На пороге стоит бабушка, в руках у нее половник, а рукава закатаны чуть не на плечи.

– А вас, бабушка, не учили? Люди вроде стучат? – нахальненько говорю я.

– Даже не представляешь себе, как часто, – откликается бабушка и перекладывает половник из руки в руку.

Мыши наверху в ужасе перебегают на один край – у бабушкиных ног появляется Вакса, глаза ее сверкают недобро.

– Станьте на места!!! – верещу я. – Иначе упадёте!!!

– Все то от лени, – говорит бабушка, обращаясь явно к Ваксе, та становится на задние лапки и счастливо мяукает в бабушкину сторону. Корки не дают кошке покоя.

Я решаюсь на прорыв. Двигаясь бочком и уподобившись сердитому крабу, я скачу в сторону шкафа. Ваксу удается преодолеть легко – сказывается разница в массе, зато встреча с половником не носит и следа дружественности, коробка вылетает у меня из рук.

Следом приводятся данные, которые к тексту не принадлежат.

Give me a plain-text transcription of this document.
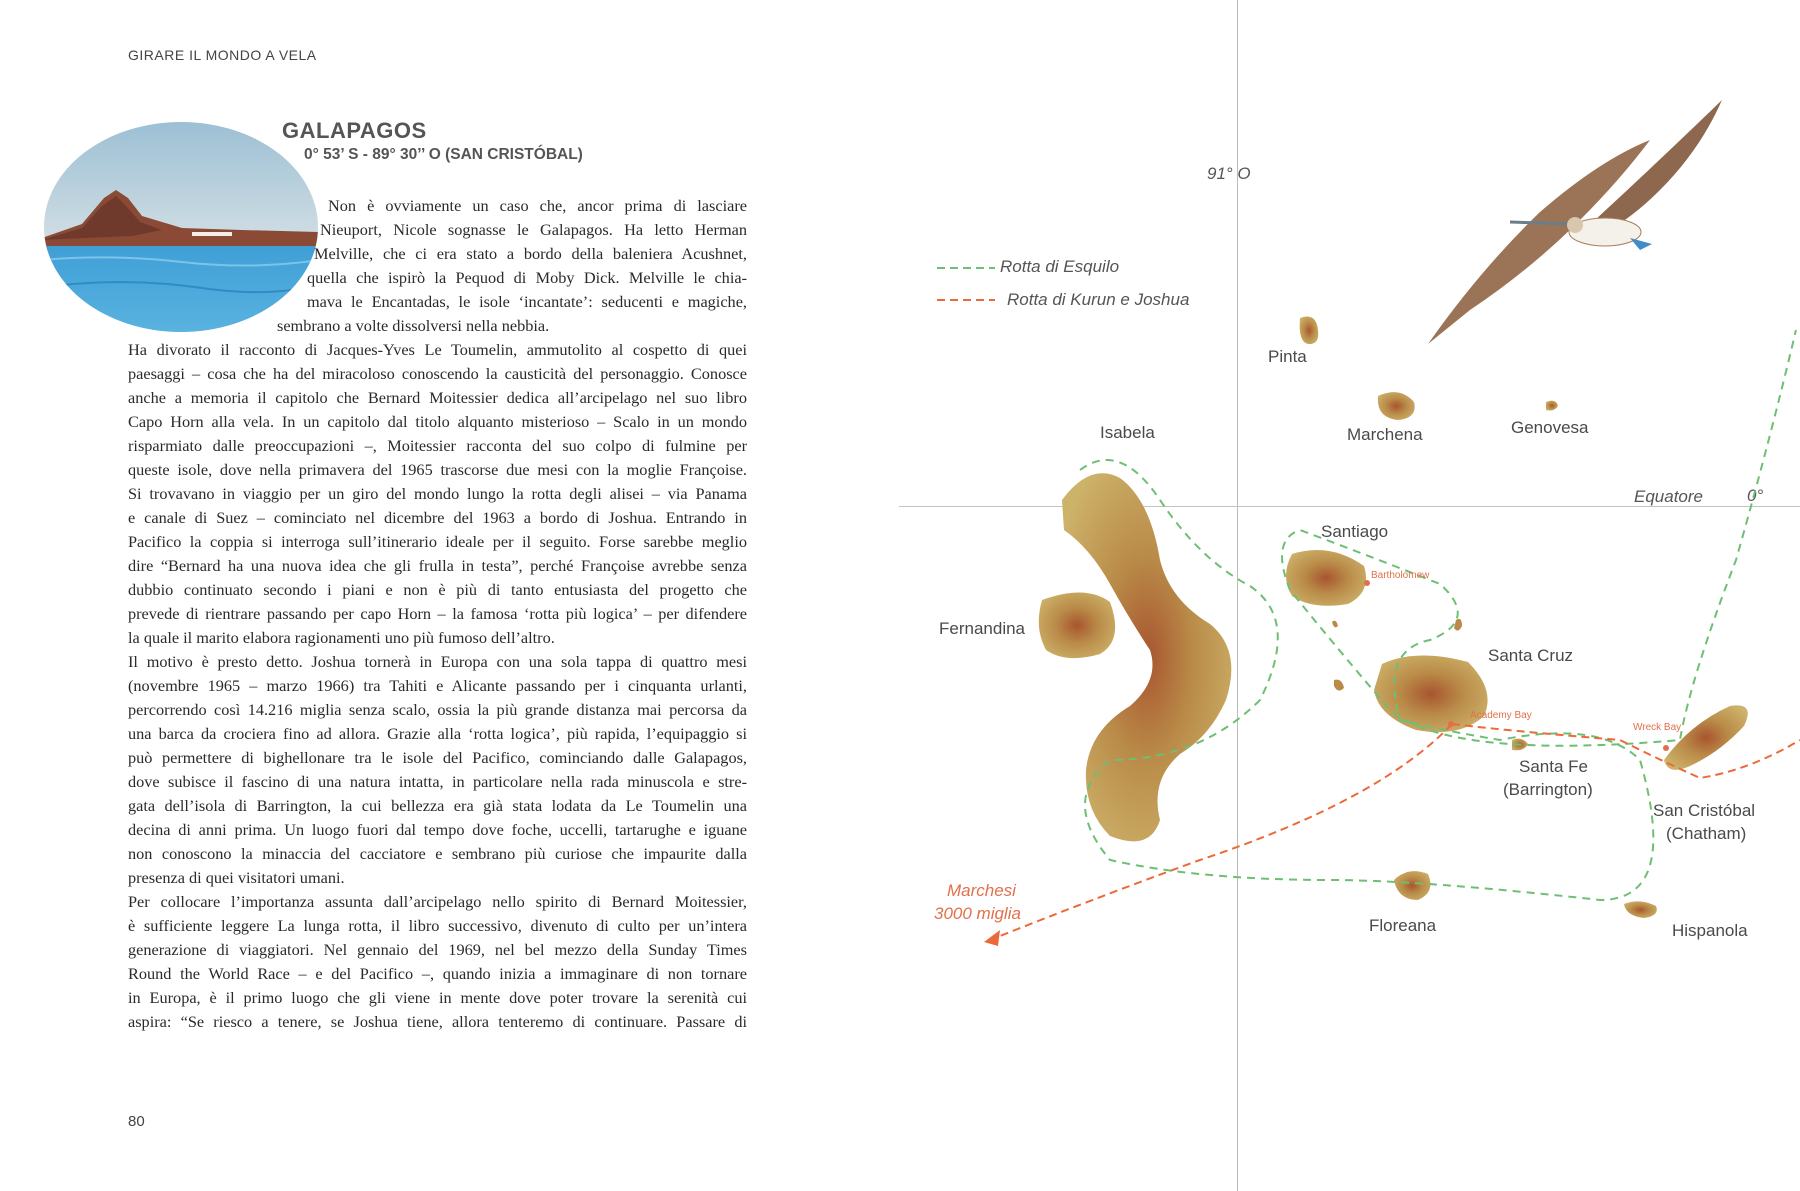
GIRARE IL MONDO A VELA
GALAPAGOS
0° 53’ S - 89° 30’’ O (SAN CRISTÓBAL)
Non è ovviamente un caso che, ancor prima di lasciare
Nieuport, Nicole sognasse le Galapagos. Ha letto Herman
Melville, che ci era stato a bordo della baleniera Acushnet,
quella che ispirò la Pequod di Moby Dick. Melville le chia-
mava le Encantadas, le isole ‘incantate’: seducenti e magiche,
sembrano a volte dissolversi nella nebbia.
Ha divorato il racconto di Jacques-Yves Le Toumelin, ammutolito al cospetto di quei
paesaggi – cosa che ha del miracoloso conoscendo la causticità del personaggio. Conosce
anche a memoria il capitolo che Bernard Moitessier dedica all’arcipelago nel suo libro
Capo Horn alla vela. In un capitolo dal titolo alquanto misterioso – Scalo in un mondo
risparmiato dalle preoccupazioni –, Moitessier racconta del suo colpo di fulmine per
queste isole, dove nella primavera del 1965 trascorse due mesi con la moglie Françoise.
Si trovavano in viaggio per un giro del mondo lungo la rotta degli alisei – via Panama
e canale di Suez – cominciato nel dicembre del 1963 a bordo di Joshua. Entrando in
Pacifico la coppia si interroga sull’itinerario ideale per il seguito. Forse sarebbe meglio
dire “Bernard ha una nuova idea che gli frulla in testa”, perché Françoise avrebbe senza
dubbio continuato secondo i piani e non è più di tanto entusiasta del progetto che
prevede di rientrare passando per capo Horn – la famosa ‘rotta più logica’ – per difendere
la quale il marito elabora ragionamenti uno più fumoso dell’altro.
Il motivo è presto detto. Joshua tornerà in Europa con una sola tappa di quattro mesi
(novembre 1965 – marzo 1966) tra Tahiti e Alicante passando per i cinquanta urlanti,
percorrendo così 14.216 miglia senza scalo, ossia la più grande distanza mai percorsa da
una barca da crociera fino ad allora. Grazie alla ‘rotta logica’, più rapida, l’equipaggio si
può permettere di bighellonare tra le isole del Pacifico, cominciando dalle Galapagos,
dove subisce il fascino di una natura intatta, in particolare nella rada minuscola e stre-
gata dell’isola di Barrington, la cui bellezza era già stata lodata da Le Toumelin una
decina di anni prima. Un luogo fuori dal tempo dove foche, uccelli, tartarughe e iguane
non conoscono la minaccia del cacciatore e sembrano più curiose che impaurite dalla
presenza di quei visitatori umani.
Per collocare l’importanza assunta dall’arcipelago nello spirito di Bernard Moitessier,
è sufficiente leggere La lunga rotta, il libro successivo, divenuto di culto per un’intera
generazione di viaggiatori. Nel gennaio del 1969, nel bel mezzo della Sunday Times
Round the World Race – e del Pacifico –, quando inizia a immaginare di non tornare
in Europa, è il primo luogo che gli viene in mente dove poter trovare la serenità cui
aspira: “Se riesco a tenere, se Joshua tiene, allora tenteremo di continuare. Passare di
80
Rotta di Esquilo
Rotta di Kurun e Joshua
91° O
Equatore	0°
Bartholomew
Academy Bay
Wreck Bay
Pinta
Marchena	Genovesa
Isabela
Santiago
Fernandina
Santa Cruz
Santa Fe
(Barrington)
San Cristóbal
(Chatham)
Floreana	Hispanola
Marchesi
3000 miglia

Под хоровой мышиный визг, похожий на пение группы «Цветы», она летит к шкафу. Я растопыриваю пальцы и неожиданно громко рявкаю: «Volare!». Крышка от коробки совершает некий пируэт и плавно перемещается в сторону гостеприимно распахнутого шкафа, рядом с ними, разъяренным дирижаблем плывёт Вакса её лапа с расчехлёнными когтями то и дело взмелькивает рядом с мышиным ковром-самолетом!

Попутно Вакса пытается шипеть и все время заваливается на левый бок. На мышином борту начинается движение, Непослушный подбегает к краю картонного самолета и выдергивает из кошачьего загривка пару шерстинок. Тут коробка долетает до шкафа и происходит неизбежное – мыши вываливаются и тут же, радостно пища, прыгают в гостеприимную темноту полок. Я оказываюсь у шкафа первым и захлопываю двери перед хищными кошачьими усами. Вакса плюхается на пол и оскорблённо смотрит на меня злыми и раскосыми зелёными глазами. Я оборачиваюсь и встречаю точно такой же взгляд – бабушкин.

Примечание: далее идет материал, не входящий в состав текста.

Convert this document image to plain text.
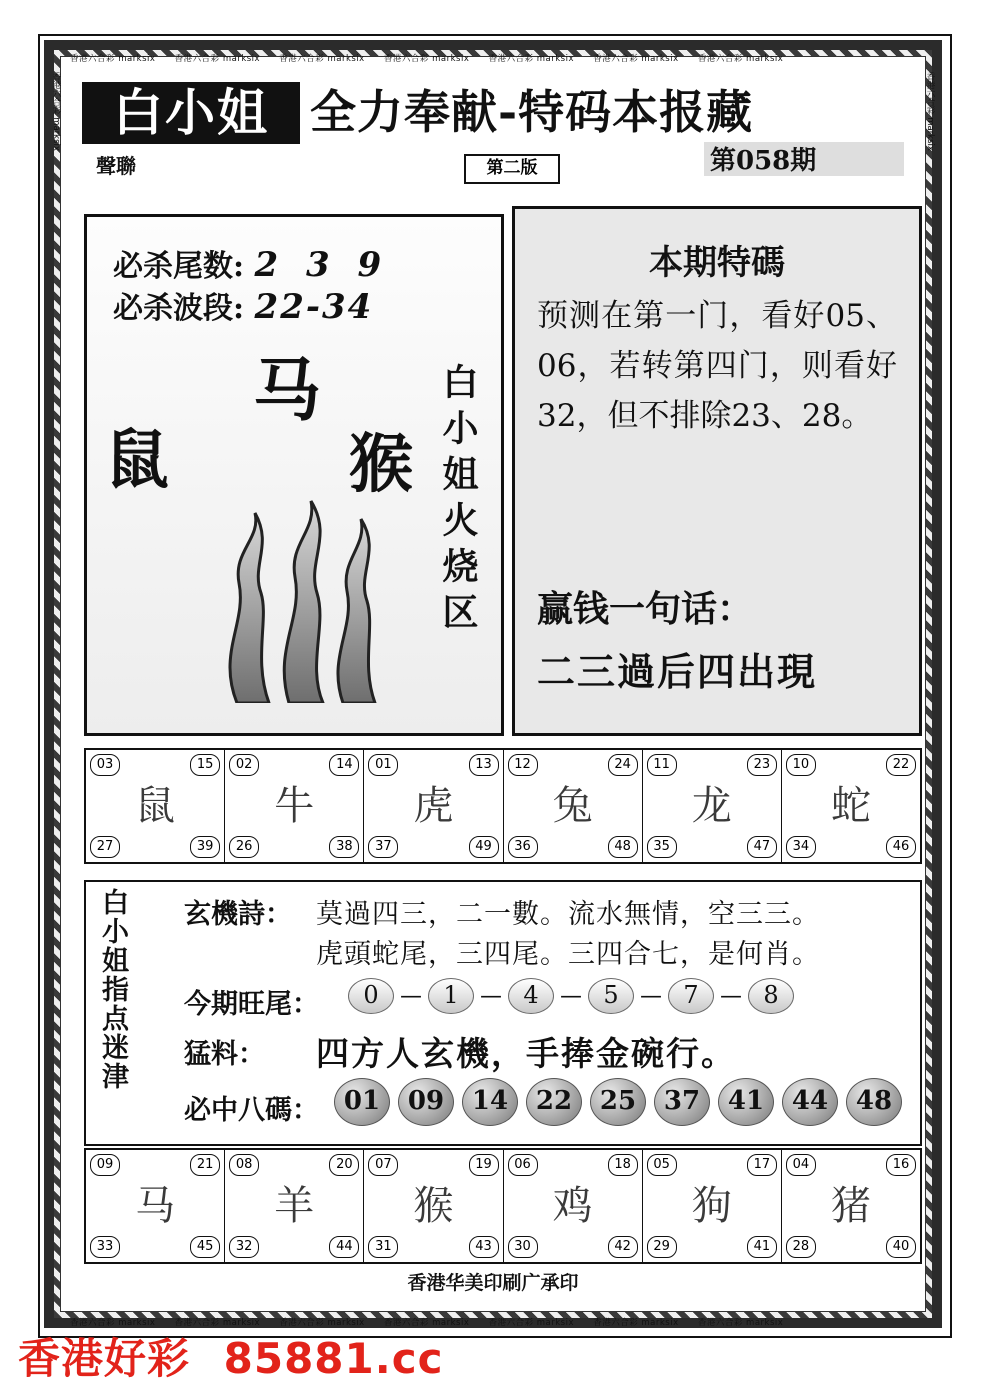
香港六合彩 marksix 香港六合彩 marksix 香港六合彩 marksix 香港六合彩 marksix 香港六合彩 marksix 香港六合彩 marksix 香港六合彩 marksix
香港六合彩 marksix 香港六合彩 marksix 香港六合彩 marksix 香港六合彩 marksix 香港六合彩 marksix 香港六合彩 marksix 香港六合彩 marksix
香港六合彩 marksix	香港六合彩 marksix
白小姐 全力奉献-特码本报藏
聲聯	第二版	第058期
必杀尾数: 2 3 9
必杀波段: 22-34
马
鼠	猴 白小姐火烧区
本期特碼
预测在第一门，看好05、06，若转第四门，则看好32，但不排除23、28。
赢钱一句话：
二三過后四出現
03	15
27	39
鼠
02	14
26	38
牛
01	13
37	49
虎
12	24
36	48
兔
11	23
35	47
龙
10	22
34	46
蛇
白小姐指点迷津 玄機詩： 莫過四三，二一數。流水無情，空三三。
虎頭蛇尾，三四尾。三四合七，是何肖。
今期旺尾：	0 — 1 — 4 — 5 — 7 — 8
猛料： 四方人玄機，手捧金碗行。
必中八碼： 01	09	14	22	25	37	41	44	48
09	21
33	45
马
08	20
32	44
羊
07	19
31	43
猴
06	18
30	42
鸡
05	17
29	41
狗
04	16
28	40
猪
香港华美印刷广承印
香港好彩 85881.cc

– Ты чем думал? – спрашивает она, трепетно оглаживая половник.

– Головой, – отвечаю я, понимая, что отступать некуда – позади шкаф.

– Никак не похоже, – вздыхая говорит бабушка. – За что та кара? Шпицель фрасоватый.

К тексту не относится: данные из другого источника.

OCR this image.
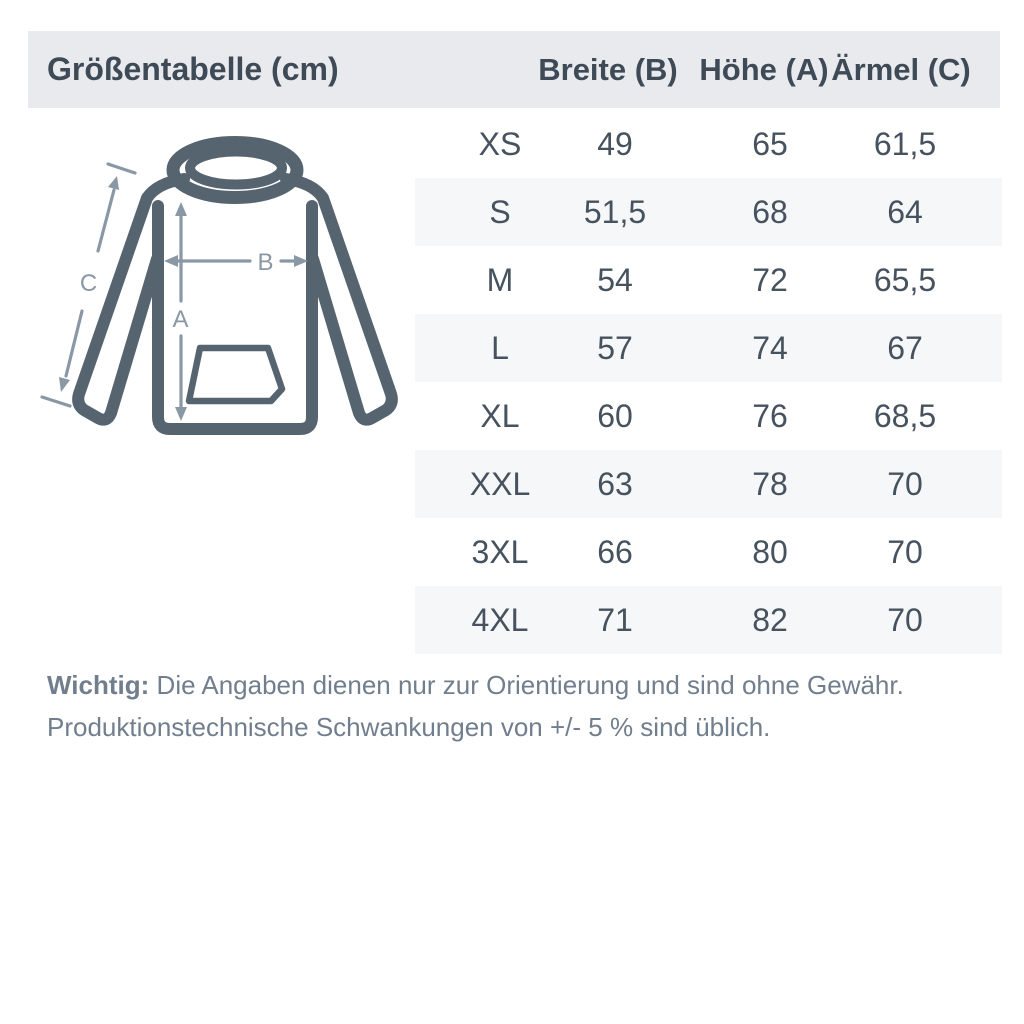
Größentabelle (cm)	Breite (B) Höhe (A) Ärmel (C)
A
B
C
XS 49	65	61,5
S 51,5	68	64
M	54	72	65,5
L	57	74	67
XL 60	76	68,5
XXL 63	78	70
3XL 66	80	70
4XL 71	82	70

Wichtig: Die Angaben dienen nur zur Orientierung und sind ohne Gewähr.
Produktionstechnische Schwankungen von +/- 5 % sind üblich.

– Я вот, бабушка, возьму и уеду, – обиженно тяну я, – раз я такая тупая кара…

– Мама будет так рада, – философски замечает бабушка. – Как зобачит за тобой оту химеру…

Мне становится холодно. Где-то на немыслимом краю света плещут холодные и темные воды, и беззащитный венок бултыхается в равнодушном потоке.

– Мама… – говорю я очень тихо. – …А он… может.

– Он может почти все – торжественно произносит бабушка. – К моей печали, ты тоже. Почти.

– Что же тут печального? – растерянно говорю я. – Я всего-то нарядил елку?

– Ты? – суровеет бабушка и придвигается ко мне почти вплотную.

– Ну не совсем я. Ну мышки, – пячусь я, почти слившись с декой двери.

– Мышшшки! – произносит бабушка, зловеще поводя половником.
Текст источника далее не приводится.